Many of them carry the toughest burden of caring for a family – looking for firewood, fetching water, cooking and washing.

“For long they have complained about the hard work and continue asking for a relief,” commented

Husna Issa, an independent economist.

Husna was impressed with promises of candidates of reducing the burden now hanging on the shoulders of women and is waiting to see those promises come true.

A popular Isles activists on human and women rights, Dr. Mzuri Ali Issa wants to see leaders to be more accountable.

“Without the rule of law and the fight against corruption, a good life is not guaranteed and none of us can run business. Women will continue to be vulnerable although more than 52% were registered to vote in the last year’s general elections,” she pointed out.

She said the informal sector is largely run by women and as commodity prices rise, they are the ones most affected.

Literacy rates

The government encourages everyone to be able to read and write and to ensure that no one is left behind it has set up adult classes, but the 2016/2017 Zanzibar household survey shows that 23% of households are headed by women.

The same survey shows lower literacy rates among women than men, but it is these illiterate women who are the heads of these households.

Poverty and ignorance

Maua Ame who came forward to contest a Parliamentary seat in the last year’s elections, but lost to another aspirant, said she was upset with the poverty and ignorance she saw when she walked around the constituency during the campaign.

She said she was determined to bring changes if she was elected and hoped that those who managed to get leadership posts would do all they can to help women become economically independent and improve the status of women.

“There are households without toilets or access to clean water and experience drop-out school children. We need better infrastructure and educating the people about the importance of education and health care,” she said.

Election promises

Candidates from all political parties in the elections committed themselves to be in the fore front in protecting women from sexual harassment, increase employment opportunities for youth, support marginalised people, transform the economy, expand social services, increase women’s opportunities in leadership positions and raise the salaries of public servants.

But Kijakazi said efforts to bring a change for the better, but the pace is still slow and most of the problems which women face have not been gives special attention.

Dr. Mzee Ali, a lecturer at the State University of Zanzibar (SUZA), says Zanzibar needs leaders who will be responsible and seriously committed to the needs of the people.

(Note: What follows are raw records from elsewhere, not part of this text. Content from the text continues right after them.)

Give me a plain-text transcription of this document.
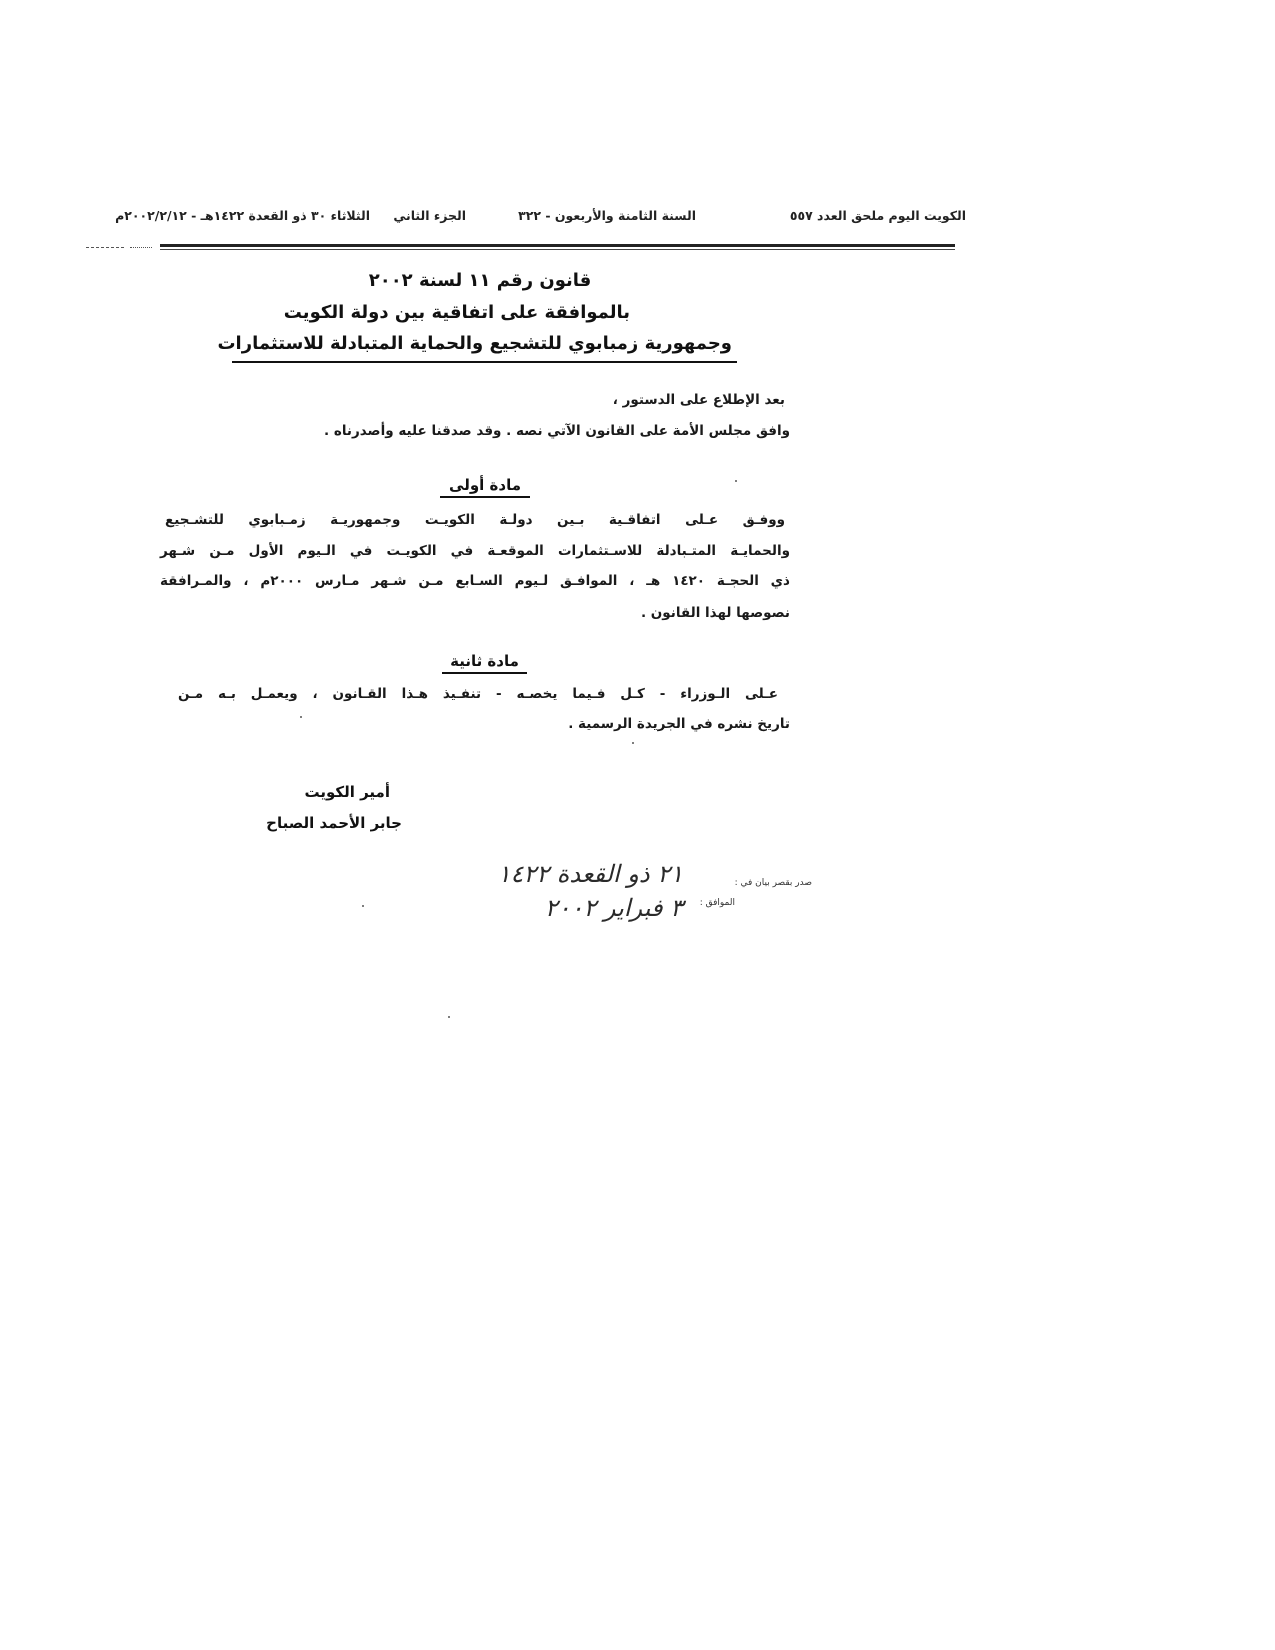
الكويت اليوم ملحق العدد ٥٥٧
السنة الثامنة والأربعون - ٣٢٢
الجزء الثاني
الثلاثاء ٣٠ ذو القعدة ١٤٢٢هـ - ٢٠٠٢/٢/١٢م
قانون رقم ١١ لسنة ٢٠٠٢
بالموافقة على اتفاقية بين دولة الكويت
وجمهورية زمبابوي للتشجيع والحماية المتبادلة للاستثمارات
بعد الإطلاع على الدستور ،
وافق مجلس الأمة على القانون الآتي نصه . وقد صدقنا عليه وأصدرناه .
مادة أولى
ووفـق عـلى اتفاقـية بـين دولـة الكويـت وجمهوريـة زمـبابوي للتشـجيع
والحمايـة المتـبادلة للاسـتثمارات الموقعـة في الكويـت في الـيوم الأول مـن شـهر
ذي الحجـة ١٤٢٠ هـ ، الموافـق لـيوم السـابع مـن شـهر مـارس ٢٠٠٠م ، والمـرافقة
نصوصها لهذا القانون .
مادة ثانية
عـلى الـوزراء - كـل فـيما يخصـه - تنفـيذ هـذا القـانون ، ويعمـل بـه مـن
تاريخ نشره في الجريدة الرسمية .
أمير الكويت
جابر الأحمد الصباح
صدر بقصر بيان في :
الموافق :
٢١ ذو القعدة ١٤٢٢
٣ فبراير ٢٠٠٢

“We want leaders who will stand firm to stop the misuse of public funds and ensure that the taxpayers’ money benefits the people rather than ending up in the leaders’ pockets,” he added.

Jamila Massoud, the Coordinator of Jenga Amani Yetu, a European Union-funded project, reiterated the need to always ensure that there is peace and stability because women and their children suffer most when there is conflict because when peace is lost, men flee and leave women and children at homes.

Women and leadership position

Salma Lusangi, an official from the Tanzania Media Women Association (TAMWA-Zanzibar), said it was high time to think of having an inclusive government in which women will be trusted and given top leadership positions.

“Women have not yet been given major leadership roles and in some offices all top executives are men, although there are many capable women for those positions,” she explained.

Gender stereotypes perhaps convince leaders that men have the attributes and competence required to take the helm of offices and corporations,

Fatma Massoud appealed to the President of Zanzibar to create an enabling business environment and this will help women to be economically stronger.

Beatrice John said the state of corruption in the country is alarming and hoped Dr. Mwinyi will take it more seriously so as to end this disgusting practice once and for all.

“I would be happy if the President would reduce taxes. We need laws that protect us and an innovative economy. In this age, a creative economy needs good strategies,” she added.